Reconstructing the diversity dynamics of Late Quaternary grasslands using deep learning on superresolution images of fossil Poaceae pollen
Despite its abundance in the fossil record, grass pollen is largely overlooked as a source of ecological and evolutionary data because species and genera cannot be easily discriminated visually. However, superresolution imaging and deep learning can identify morphological differences among grass taxa by focusing on small variations in grain morphology and surface ornamentation. Using a semi-supervised learning strategy, we trained convolutional neural networks (CNNs) on image data from extant Poaceae species and unlabeled fossil samples. Semi-supervised learning improved the CNN models' capability to generalize feature recognition in fossil pollen specimens. Our models successfully capture morphological diversity among our 60 modern species and between C3 and C4 grasses. We applied our trained models to fossil pollen images from a 25,000-year sediment core from Lake Rutundu, Mt Kenya, and identified a strong correlation between shifts in grass diversity and atmospheric CO2 levels, temperature, precipitation, and fire frequency as measured by charcoal abundance. We quantified grass diversity by focusing on morphotypic variability, calculating Shannon entropy and morphotypic counts from the probability density function of specimens’ CNN features for each core depth. Predicted C3 : C4 abundances suggest a gradual increase in C4 grass species correlated with rising temperature and fire activity.
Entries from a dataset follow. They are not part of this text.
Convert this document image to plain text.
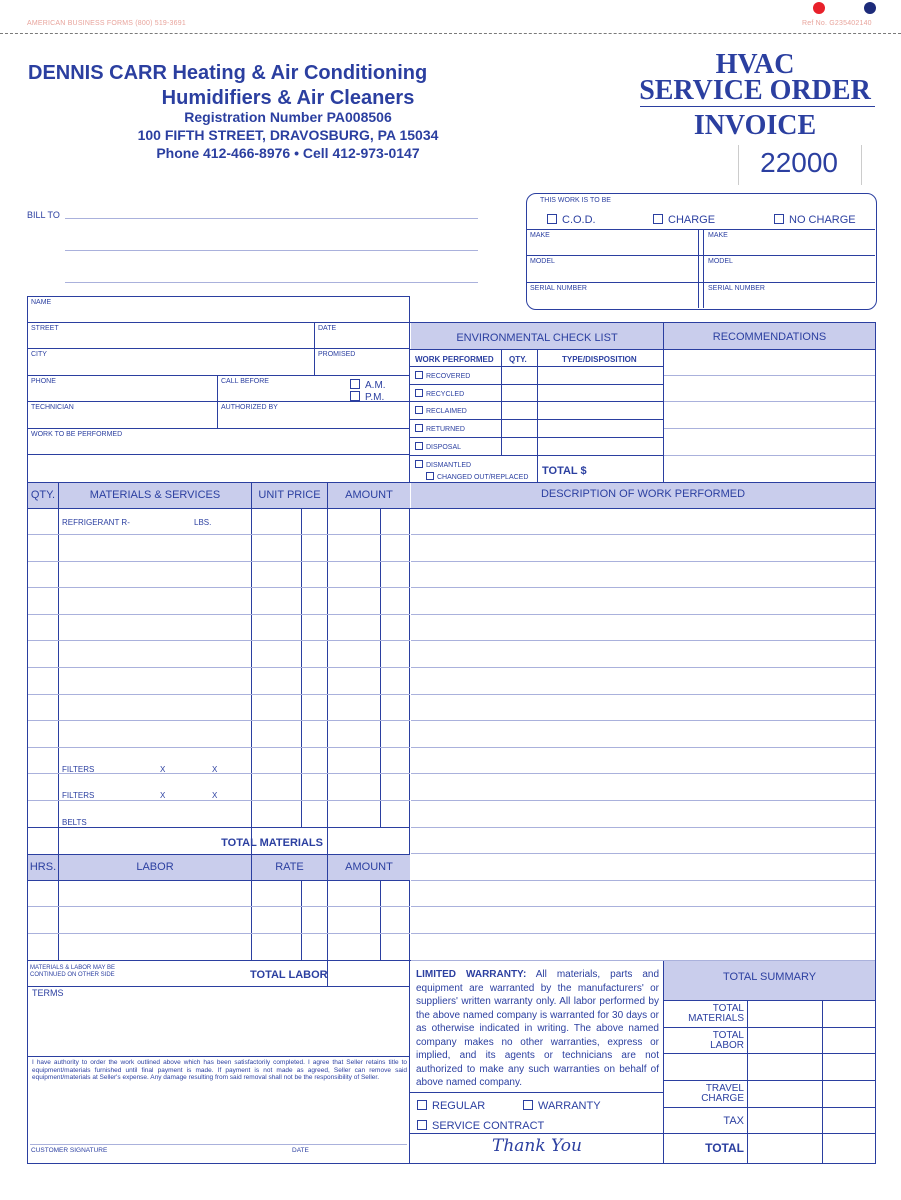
AMERICAN BUSINESS FORMS (800) 519-3691	Ref No. G235402140
DENNIS CARR Heating & Air Conditioning
Humidifiers & Air Cleaners
Registration Number PA008506
100 FIFTH STREET, DRAVOSBURG, PA 15034
Phone 412-466-8976 • Cell 412-973-0147
HVAC
SERVICE ORDER
INVOICE
22000
BILL TO
THIS WORK IS TO BE
C.O.D.	CHARGE	NO CHARGE
MAKE	MAKE
MODEL	MODEL
SERIAL NUMBER	SERIAL NUMBER
NAME
STREET	DATE
CITY	PROMISED
PHONE	CALL BEFORE	A.M.
P.M.
TECHNICIAN	AUTHORIZED BY
WORK TO BE PERFORMED
ENVIRONMENTAL CHECK LIST	RECOMMENDATIONS
WORK PERFORMED QTY.	TYPE/DISPOSITION
RECOVERED
RECYCLED
RECLAIMED
RETURNED
DISPOSAL
DISMANTLED
CHANGED OUT/REPLACED
TOTAL $
QTY.	MATERIALS & SERVICES	UNIT PRICE	AMOUNT	DESCRIPTION OF WORK PERFORMED
REFRIGERANT R-	LBS.
FILTERS	X	X
FILTERS	X	X
BELTS
TOTAL MATERIALS
HRS.	LABOR	RATE	AMOUNT
MATERIALS & LABOR MAY BE
CONTINUED ON OTHER SIDE	TOTAL LABOR
TERMS
I have authority to order the work outlined above which has been satisfactorily completed. I agree that Seller retains title to equipment/materials furnished until final payment is made. If payment is not made as agreed, Seller can remove said equipment/materials at Seller's expense. Any damage resulting from said removal shall not be the responsibility of Seller.
CUSTOMER SIGNATURE	DATE
LIMITED WARRANTY: All materials, parts and equipment are warranted by the manufacturers' or suppliers' written warranty only. All labor performed by the above named company is warranted for 30 days or as otherwise indicated in writing. The above named company makes no other warranties, express or implied, and its agents or technicians are not authorized to make any such warranties on behalf of above named company.
REGULAR	WARRANTY
SERVICE CONTRACT
Thank You
TOTAL SUMMARY
TOTAL
MATERIALS
TOTAL
LABOR
TRAVEL
CHARGE
TAX
TOTAL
Our results demonstrate that machine-learned morphological features can significantly advance palynological analysis, enabling the estimation of biodiversity and distinction between C3 and C4 grass pollen using morphology alone.
Deep learning and superresolution imaging are capable of solving some of the most intractable identification problems in fossil pollen analysis. The pollen of grass species are morphologically indistinguishable under traditional light and difficult to discriminate. However, superresolution imaging and deep learning successfully distinguishes the pollen of grass species. Features derived from convolutional neural networks quantify the biological and physiological diversity of grass pollen assemblages and can be applied without a priori knowledge of the species present, allowing reconstructions of changes in grass diversity and C4 abundance. This approach unlocks new ecological information preserved in the abundant grass pollen record.
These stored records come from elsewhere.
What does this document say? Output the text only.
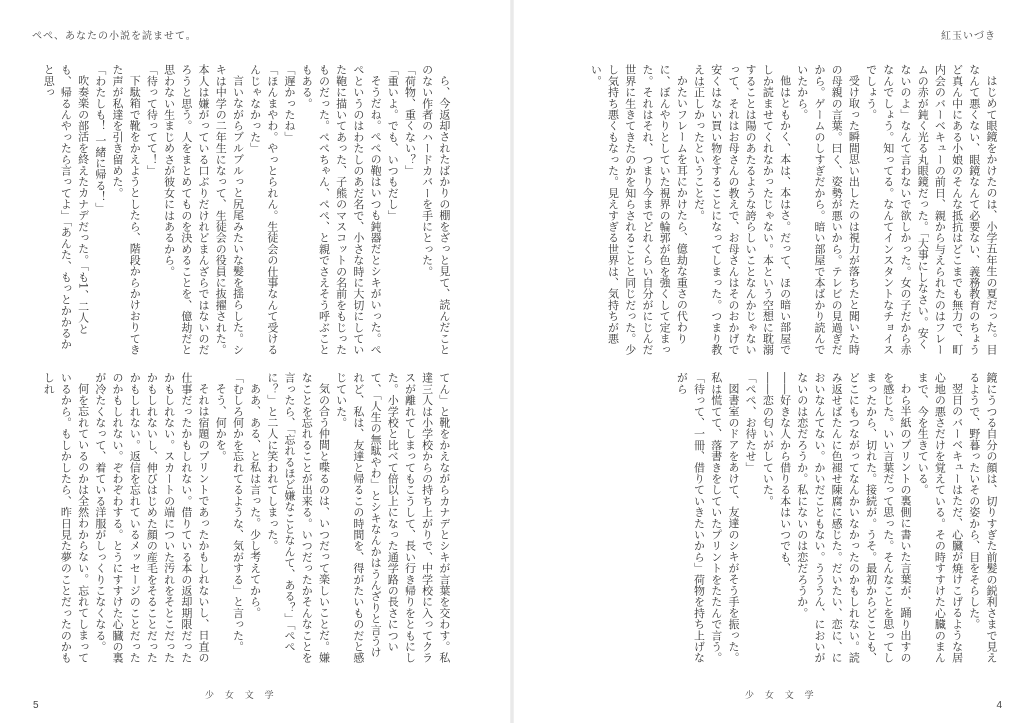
ぺぺ、あなたの小説を読ませて。

ら、今返却されたばかりの棚をざっと見て、読んだことのない作者のハードカバーを手にとった。

「荷物、重くない？」

「重いよ。でも、いつもだし」

そうだね。ぺぺの鞄はいつも鈍器だとシキがいった。ぺぺというのはわたしのあだ名で、小さな時に大切にしていた鞄に描いてあった、子熊のマスコットの名前をもじったものだった。ぺぺちゃん、ぺぺ、と親でさえそう呼ぶこともある。

「遅かったね」

「ほんまやわ。やっとられん。生徒会の仕事なんて受けるんじゃなかった」

言いながらブルブルっと尻尾みたいな髪を揺らした。シキは中学の二年生になって、生徒会の役員に抜擢された。本人は嫌がっている口ぶりだけれどまんざらではないのだろうと思う。人をまとめてものを決めることを、億劫だと思わない生まじめさが彼女にはあるから。

「待って待ってて！」

下駄箱で靴をかえようとしたら、階段からかけおりてきた声が私達を引き留めた。

「わたしも！ 一緒に帰る！」

吹奏楽の部活を終えたカナデだった。「も1、二人とも、帰るんやったら言ってよ」「あんた、もっとかかるかと思っ

てん」と靴をかえながらカナデとシキが言葉を交わす。私達三人は小学校からの持ち上がりで、中学校に入ってクラスが離れてしまってもこうして、長い行き帰りをともにした。小学校と比べて倍以上になった通学路の長さについて、「人生の無駄やわ」とシキなんかはうんざりと言うけれど、私は、友達と帰るこの時間を、得がたいものだと感じていた。

気の合う仲間と喋るのは、いつだって楽しいことだ。嫌なことを忘れることが出来る。いつだったかそんなことを言ったら、「忘れるほど嫌なことなんて、ある？」「ぺぺに？」と二人に笑われてしまった。

ああ、ある、と私は言った。少し考えてから。

「むしろ何かを忘れてるような、気がする」と言った。

そう、何かを。

それは宿題のプリントであったかもしれないし、日直の仕事だったかもしれない。借りている本の返却期限だったかもしれない。スカートの端についた汚れをそとこだったかもしれないし、伸びはじめた顔の産毛をそることだったかもしれない。返信を忘れているメッセージのことだったのかもしれない。ぞわぞわする。とうにすすけた心臓の裏が冷たくなって、着ている洋服がしっくりこなくなる。

何を忘れているのかは全然わからない。忘れてしまっているから。もしかしたら、昨日見た夢のことだったのかもしれ

少 女 文 学
5
紅玉いづき

はじめて眼鏡をかけたのは、小学五年生の夏だった。目なんて悪くない、眼鏡なんて必要ない、義務教育のちょうど真ん中にある小娘のそんな抵抗はどこまでも無力で、町内会のバーベキューの前日、親から与えられたのはフレームの赤が鈍く光る丸眼鏡だった。「大事にしなさい。安くないのよ」なんて言わないで欲しかった。女の子だから赤なんでしょう。知ってる。なんてインスタントなチョイスでしょう。

受け取った瞬間思い出したのは視力が落ちたと聞いた時の母親の言葉。曰く、姿勢が悪いから。テレビの見過ぎだから。ゲームのしすぎだから。暗い部屋で本ばかり読んでいたから。

他はともかく、本は、本はさ。だって、ほの暗い部屋でしか読ませてくれなかったじゃない。本という空想に耽溺することは陽のあたるような誇らしいことなんかじゃないって、それはお母さんの教えで、お母さんはそのおかげで安くはない買い物をすることになってしまった。つまり教えは正しかったということだ。

かたいフレームを耳にかけたら、億劫な重さの代わりに、ぼんやりとしていた視界の輪郭が色を強くして定まった。それはそれ、つまり今までどれくらい自分がにじんだ世界に生きてきたのかを知らされることと同じだった。少し気持ち悪くもなった。見えすぎる世界は、気持ちが悪い。

鏡にうつる自分の顔は、切りすぎた前髪の鋭利さまで見えるようで、野暮ったいその姿から、目をそらした。

翌日のバーベキューはただ、心臓が焼けこげるような居心地の悪さだけを覚えている。その時すすけた心臓のまんまで、今を生きている。

わら半紙のプリントの裏側に書いた言葉が、踊り出すのを感じた。いい言葉だって思った。そんなことを思ってしまったから、切れた。接続が。うそ。最初からどことも、どこにもつながってなんかいなかったのかもしれない。読み返せばたんに色褪せ陳腐に感じた。だいたい、恋に、においなんてない。かいだこともない。うううん、においがないのは恋だろうか。私にないのは恋だろうか。

――好きな人から借りる本はいつでも、

――恋の匂いがしていた。

「ぺぺ、お待たせ」

図書室のドアをあけて、友達のシキがそう手を振った。私は慌てて、落書きをしていたプリントをたたんで言う。

「待って、一冊、借りていきたいから」荷物を持ち上げながら

少 女 文 学
4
There are three main folders in this repository:
- Training and Classification: Scripts for training the two classification models described in the paper using two modalities: maximum intensity projection (MIP) images, and patches.
- Diversity Estimation: Scripts for running the ecological simulations described in the paper and for applying Shannon entropy to calculate morphological diversity along the Lake Rutundu sediment core over the past 25,000 years.
- Photosynthetic Pathway Analysis: Scripts for detecting morphological differences between C3 and C4 grass pollen while accounting for phylogenetic relatedness, and for developing a random forest classifier to identify the photosynthetic pathway (C3 or C4) of grass fossil pollen based on morphology alone.
Experiments were conducted on an NVIDIA GeForce RTX3090 GPU card with 24 GB of memory and an NVIDIA A100 SXM4 card with 40 GB of memory. We used the PyTorch toolbox for training neural networks. Additionally, some analyses were performed using R on a standard CPU.